What’s great about agents is they’re fully encapsulated, meaning you can run a different model, you can fully isolate (and completely change) the tools available. The implementations today aren’t super featureful, but there’s no reason they couldn’t also be MCP aware, meaning everything we did to make the Sentry subagent work could be a native feature of a harness.
Amp has a couple of great examples of subagents as tools, as does Claude Code. You’ve probably seen some of these fire off what looks like (or is called) a task. Those are commonly agents that are running with some degree of context to perform a somewhat isolated behavior. Deep research is another example on ChatGPT - it goes and processes a ton of information, summarizes it, and pulls that into the context window.
I’ve even gone as far as to implement a SKILL-based system in my own harness that treats every single skill as a subagent. It’s not perfect as you have some context loss, but the power it gives is quite something.

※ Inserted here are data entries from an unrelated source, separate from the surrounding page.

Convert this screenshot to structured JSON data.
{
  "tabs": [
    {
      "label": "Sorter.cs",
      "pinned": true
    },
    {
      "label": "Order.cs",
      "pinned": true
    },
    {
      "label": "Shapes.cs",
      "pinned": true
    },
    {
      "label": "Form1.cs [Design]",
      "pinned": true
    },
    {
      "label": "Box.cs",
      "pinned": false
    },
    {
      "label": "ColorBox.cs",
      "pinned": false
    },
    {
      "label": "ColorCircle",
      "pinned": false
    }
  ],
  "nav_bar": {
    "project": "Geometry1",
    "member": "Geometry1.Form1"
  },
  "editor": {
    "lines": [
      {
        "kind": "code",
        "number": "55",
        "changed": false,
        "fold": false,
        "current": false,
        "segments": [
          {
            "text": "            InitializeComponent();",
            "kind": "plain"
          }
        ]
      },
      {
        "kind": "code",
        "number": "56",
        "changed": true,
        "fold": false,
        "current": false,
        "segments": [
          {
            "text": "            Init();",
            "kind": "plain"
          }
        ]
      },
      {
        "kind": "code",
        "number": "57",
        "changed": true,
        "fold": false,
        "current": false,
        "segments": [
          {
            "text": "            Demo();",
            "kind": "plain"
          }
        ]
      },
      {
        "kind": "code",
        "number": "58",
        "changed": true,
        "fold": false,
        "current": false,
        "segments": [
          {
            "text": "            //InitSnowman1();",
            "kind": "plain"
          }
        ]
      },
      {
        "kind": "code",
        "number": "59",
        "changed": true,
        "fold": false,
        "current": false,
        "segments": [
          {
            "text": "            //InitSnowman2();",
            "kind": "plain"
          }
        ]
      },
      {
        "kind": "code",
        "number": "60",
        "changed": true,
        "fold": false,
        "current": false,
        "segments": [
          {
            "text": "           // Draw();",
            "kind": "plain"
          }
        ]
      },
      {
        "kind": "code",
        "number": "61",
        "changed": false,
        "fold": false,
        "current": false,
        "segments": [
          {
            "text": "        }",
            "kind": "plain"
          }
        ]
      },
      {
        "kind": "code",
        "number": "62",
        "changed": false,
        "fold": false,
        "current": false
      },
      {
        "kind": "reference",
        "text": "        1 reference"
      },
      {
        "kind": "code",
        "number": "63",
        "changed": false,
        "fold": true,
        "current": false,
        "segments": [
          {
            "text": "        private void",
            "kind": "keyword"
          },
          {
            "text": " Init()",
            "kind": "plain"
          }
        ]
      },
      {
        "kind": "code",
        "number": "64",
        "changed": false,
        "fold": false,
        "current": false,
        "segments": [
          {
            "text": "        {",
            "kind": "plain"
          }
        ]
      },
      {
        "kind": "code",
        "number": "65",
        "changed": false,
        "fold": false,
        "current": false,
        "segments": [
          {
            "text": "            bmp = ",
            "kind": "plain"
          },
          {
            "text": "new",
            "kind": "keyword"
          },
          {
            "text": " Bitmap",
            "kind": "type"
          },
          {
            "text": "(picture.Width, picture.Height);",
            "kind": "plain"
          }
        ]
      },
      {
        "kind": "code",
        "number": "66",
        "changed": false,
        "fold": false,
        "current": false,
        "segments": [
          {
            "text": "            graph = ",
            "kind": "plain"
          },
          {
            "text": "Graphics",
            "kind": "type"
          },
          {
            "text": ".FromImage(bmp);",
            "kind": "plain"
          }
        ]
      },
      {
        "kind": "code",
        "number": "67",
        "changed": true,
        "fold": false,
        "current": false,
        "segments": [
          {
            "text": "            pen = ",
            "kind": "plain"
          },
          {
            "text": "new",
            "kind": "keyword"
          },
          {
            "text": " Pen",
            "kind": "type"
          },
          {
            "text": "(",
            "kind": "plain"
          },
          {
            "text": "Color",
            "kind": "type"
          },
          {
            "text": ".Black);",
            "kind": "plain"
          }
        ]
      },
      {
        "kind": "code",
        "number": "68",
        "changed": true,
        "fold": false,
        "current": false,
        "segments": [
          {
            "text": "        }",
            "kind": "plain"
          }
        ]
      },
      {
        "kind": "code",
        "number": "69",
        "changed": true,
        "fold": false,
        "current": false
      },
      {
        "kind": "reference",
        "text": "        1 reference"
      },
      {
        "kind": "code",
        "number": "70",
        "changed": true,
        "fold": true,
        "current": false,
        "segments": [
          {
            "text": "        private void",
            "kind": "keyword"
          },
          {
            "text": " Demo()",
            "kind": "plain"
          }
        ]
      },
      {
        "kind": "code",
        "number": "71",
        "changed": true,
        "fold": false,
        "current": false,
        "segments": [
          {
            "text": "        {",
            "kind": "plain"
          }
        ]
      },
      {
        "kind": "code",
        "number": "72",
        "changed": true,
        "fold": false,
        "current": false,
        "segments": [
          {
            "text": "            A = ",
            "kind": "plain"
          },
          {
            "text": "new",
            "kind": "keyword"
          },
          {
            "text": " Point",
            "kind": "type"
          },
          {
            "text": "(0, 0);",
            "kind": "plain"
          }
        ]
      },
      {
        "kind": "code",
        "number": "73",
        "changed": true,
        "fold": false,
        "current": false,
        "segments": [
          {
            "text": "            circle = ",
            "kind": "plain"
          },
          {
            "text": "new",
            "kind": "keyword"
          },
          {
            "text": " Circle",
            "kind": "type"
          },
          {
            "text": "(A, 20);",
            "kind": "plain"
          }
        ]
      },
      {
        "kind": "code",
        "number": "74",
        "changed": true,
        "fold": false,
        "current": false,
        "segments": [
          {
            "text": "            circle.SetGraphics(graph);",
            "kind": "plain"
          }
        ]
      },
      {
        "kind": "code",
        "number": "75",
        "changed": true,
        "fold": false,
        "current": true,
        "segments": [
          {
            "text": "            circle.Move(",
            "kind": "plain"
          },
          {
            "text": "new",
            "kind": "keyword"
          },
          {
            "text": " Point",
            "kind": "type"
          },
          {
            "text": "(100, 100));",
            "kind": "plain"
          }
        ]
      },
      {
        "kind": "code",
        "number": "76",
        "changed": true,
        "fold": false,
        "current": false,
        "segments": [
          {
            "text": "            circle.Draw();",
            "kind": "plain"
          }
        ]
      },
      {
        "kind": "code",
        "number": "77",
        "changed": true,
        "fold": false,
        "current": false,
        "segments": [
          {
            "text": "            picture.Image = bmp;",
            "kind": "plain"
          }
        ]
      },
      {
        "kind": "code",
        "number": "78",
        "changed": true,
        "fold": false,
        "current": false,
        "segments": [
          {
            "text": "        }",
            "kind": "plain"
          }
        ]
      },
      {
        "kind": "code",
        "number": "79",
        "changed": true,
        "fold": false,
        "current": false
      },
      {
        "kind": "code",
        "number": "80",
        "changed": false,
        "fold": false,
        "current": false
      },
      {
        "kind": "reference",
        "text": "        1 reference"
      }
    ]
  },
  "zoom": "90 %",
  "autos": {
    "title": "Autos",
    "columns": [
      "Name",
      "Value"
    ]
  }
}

To me these agents end up resembling the “map/reduce” pattern quite well. Don’t hate me for that analogy but it’s how I reason about coordination of their work.
#Commands
Commands are dead in my opinion. They existed in different forms in different harnesses, but they are either a Skill (inlined) or a subagent.
I’ve got nothing to add there, you can ignore them. Most of the skills and subagents get exposed as commands. It’s just UX at the end of the day.
#A Place for Everything
X is all you need
Please, please, please can we stop with that kind of thinking? It doesn’t help anyone and it just causes more confusion and pain.
The harnesses are constantly iterating on what works well, and particularly around what kind of interface works well for users. Many of these things look the same, but every time someone releases a new behavior the thought leaders of the internet determine it has replaced all previous functionality.
I want to believe that people have good intent, but it doesn’t help anyone if you run around exclaiming “MCP is bad” without any nuance around “actually this MCP implementation is bad”. Both skills and MCP - when used incorrectly - will cause context pollution in your harness. It’s important everyone learns the fundamentals of how all of this works, and with the state of technology today that means managing the context window.
So my ask is: go try skills, go try some good MCP servers, you’ll find that both have a place and offer value. I personally use two MCP servers (Sentry always-on, XCodeBuildMCP when I’m doing iOS), and I’ve got about a dozen skills right now (with varying quality). How that shifts in the future will be entirely dependent on the workflows that these things help me solve.